Long-term quality of life converges to similarity for prostate cancer patients treated surgically or by radiation therapy, data from a large cohort study show.
Atlanta-Long-term quality of life converges to similarity for prostate cancer patients treated surgically or by radiation therapy, data from a large cohort study show.
Differences in the frequency of urinary and sexual problems at 5 years tended to disappear by 15 years. Moreover, the extent to which patients found the problems bothersome did not differ.
The results could prove useful for discussions with patients about treatment options for localized prostate cancer, first author Matthew Resnick, MD, reported at the AUA annual meeting in Atlanta.
Reports of similar long-term disease control with surgery or radiation therapy have focused attention on potential differences in adverse effects and quality of life (QoL). Though short-term QoL has been studied extensively, a relative paucity of data exists about the long-term effects of different treatment modalities.
To examine long-term health-related QoL after definitive treatment of localized prostate cancer, Dr.

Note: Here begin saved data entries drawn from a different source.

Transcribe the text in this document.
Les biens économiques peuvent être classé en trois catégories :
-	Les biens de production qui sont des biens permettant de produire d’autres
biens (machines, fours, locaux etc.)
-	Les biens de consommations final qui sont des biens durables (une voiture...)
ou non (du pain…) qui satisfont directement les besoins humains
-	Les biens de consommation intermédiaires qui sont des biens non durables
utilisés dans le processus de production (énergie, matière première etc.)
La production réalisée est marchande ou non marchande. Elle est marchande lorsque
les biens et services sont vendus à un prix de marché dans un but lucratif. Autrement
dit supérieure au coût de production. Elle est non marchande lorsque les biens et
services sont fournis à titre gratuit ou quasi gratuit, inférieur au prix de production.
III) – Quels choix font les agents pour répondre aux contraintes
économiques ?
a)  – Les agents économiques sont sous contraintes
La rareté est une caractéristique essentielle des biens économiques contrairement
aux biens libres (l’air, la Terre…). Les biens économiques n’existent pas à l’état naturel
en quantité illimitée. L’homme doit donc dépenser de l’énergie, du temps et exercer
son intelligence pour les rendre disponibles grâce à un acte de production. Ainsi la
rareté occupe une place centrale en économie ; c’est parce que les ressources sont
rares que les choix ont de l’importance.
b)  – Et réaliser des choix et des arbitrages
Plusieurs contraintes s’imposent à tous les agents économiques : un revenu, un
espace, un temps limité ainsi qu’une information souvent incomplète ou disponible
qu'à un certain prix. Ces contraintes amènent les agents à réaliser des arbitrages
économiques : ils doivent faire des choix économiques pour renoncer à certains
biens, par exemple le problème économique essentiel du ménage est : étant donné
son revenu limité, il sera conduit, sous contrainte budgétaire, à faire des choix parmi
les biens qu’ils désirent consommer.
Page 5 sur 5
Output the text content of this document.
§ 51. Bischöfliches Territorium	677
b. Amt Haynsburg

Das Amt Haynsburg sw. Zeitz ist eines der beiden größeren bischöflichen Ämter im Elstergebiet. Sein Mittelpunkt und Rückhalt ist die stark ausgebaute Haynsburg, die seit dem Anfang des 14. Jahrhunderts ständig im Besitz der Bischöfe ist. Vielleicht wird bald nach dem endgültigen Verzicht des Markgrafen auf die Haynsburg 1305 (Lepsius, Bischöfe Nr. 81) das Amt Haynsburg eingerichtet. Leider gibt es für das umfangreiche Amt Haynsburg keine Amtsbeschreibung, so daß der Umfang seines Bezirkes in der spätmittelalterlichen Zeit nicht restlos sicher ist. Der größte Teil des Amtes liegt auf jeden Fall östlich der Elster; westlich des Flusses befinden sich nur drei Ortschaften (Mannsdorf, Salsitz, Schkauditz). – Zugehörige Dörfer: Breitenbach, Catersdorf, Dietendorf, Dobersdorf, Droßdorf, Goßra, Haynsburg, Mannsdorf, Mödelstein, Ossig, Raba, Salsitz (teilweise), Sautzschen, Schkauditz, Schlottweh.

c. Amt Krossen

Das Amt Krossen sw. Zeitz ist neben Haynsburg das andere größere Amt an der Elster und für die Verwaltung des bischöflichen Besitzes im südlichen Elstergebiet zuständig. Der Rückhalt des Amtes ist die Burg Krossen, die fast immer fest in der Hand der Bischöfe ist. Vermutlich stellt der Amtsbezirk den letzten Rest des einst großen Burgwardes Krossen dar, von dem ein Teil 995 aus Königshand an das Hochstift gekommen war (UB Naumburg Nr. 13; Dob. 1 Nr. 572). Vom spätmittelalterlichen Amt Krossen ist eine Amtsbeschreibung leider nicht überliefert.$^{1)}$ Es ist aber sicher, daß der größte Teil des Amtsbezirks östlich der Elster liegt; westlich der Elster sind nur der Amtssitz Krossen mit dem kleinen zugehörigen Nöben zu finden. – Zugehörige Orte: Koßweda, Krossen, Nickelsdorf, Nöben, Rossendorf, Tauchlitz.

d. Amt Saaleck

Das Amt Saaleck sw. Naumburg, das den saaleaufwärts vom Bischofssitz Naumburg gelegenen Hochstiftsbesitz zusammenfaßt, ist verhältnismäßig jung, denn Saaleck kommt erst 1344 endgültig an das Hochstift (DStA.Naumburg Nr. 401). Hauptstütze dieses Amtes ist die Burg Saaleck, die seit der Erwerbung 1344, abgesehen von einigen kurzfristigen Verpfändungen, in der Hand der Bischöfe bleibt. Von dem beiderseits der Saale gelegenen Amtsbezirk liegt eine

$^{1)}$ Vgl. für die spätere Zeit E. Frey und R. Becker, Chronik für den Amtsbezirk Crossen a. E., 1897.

Resnick and colleagues evaluated outcomes from the Prostate Cancer Outcomes Study (PCOS), an observational prostate cancer cohort study that enrolled 3,718 men diagnosed with prostate cancer in 1994 and 1995.
The current analysis included 1,655 men with localized disease, ages 55 to 74 years, treated within 1 year of diagnosis by radical prostatectomy (n=1,164) or external beam radiation therapy (n=491). Urinary, sexual, and bowel function were assessed by means of the UCLA Prostate Cancer Index at baseline, 6 months, and 1, 2, 5, and 15 years after initial diagnosis.
At 15 years, 8.5% of the men who underwent radical prostatectomy reported no control over urine leakage or frequent leakage, as compared with 2.6% of the radiation therapy group. Although the figures translated into an odds ratio of 2.34 (95% CI, 0.88-6.23) for urinary dysfunction in the prostatectomy group, the difference failed to achieve statistical significance.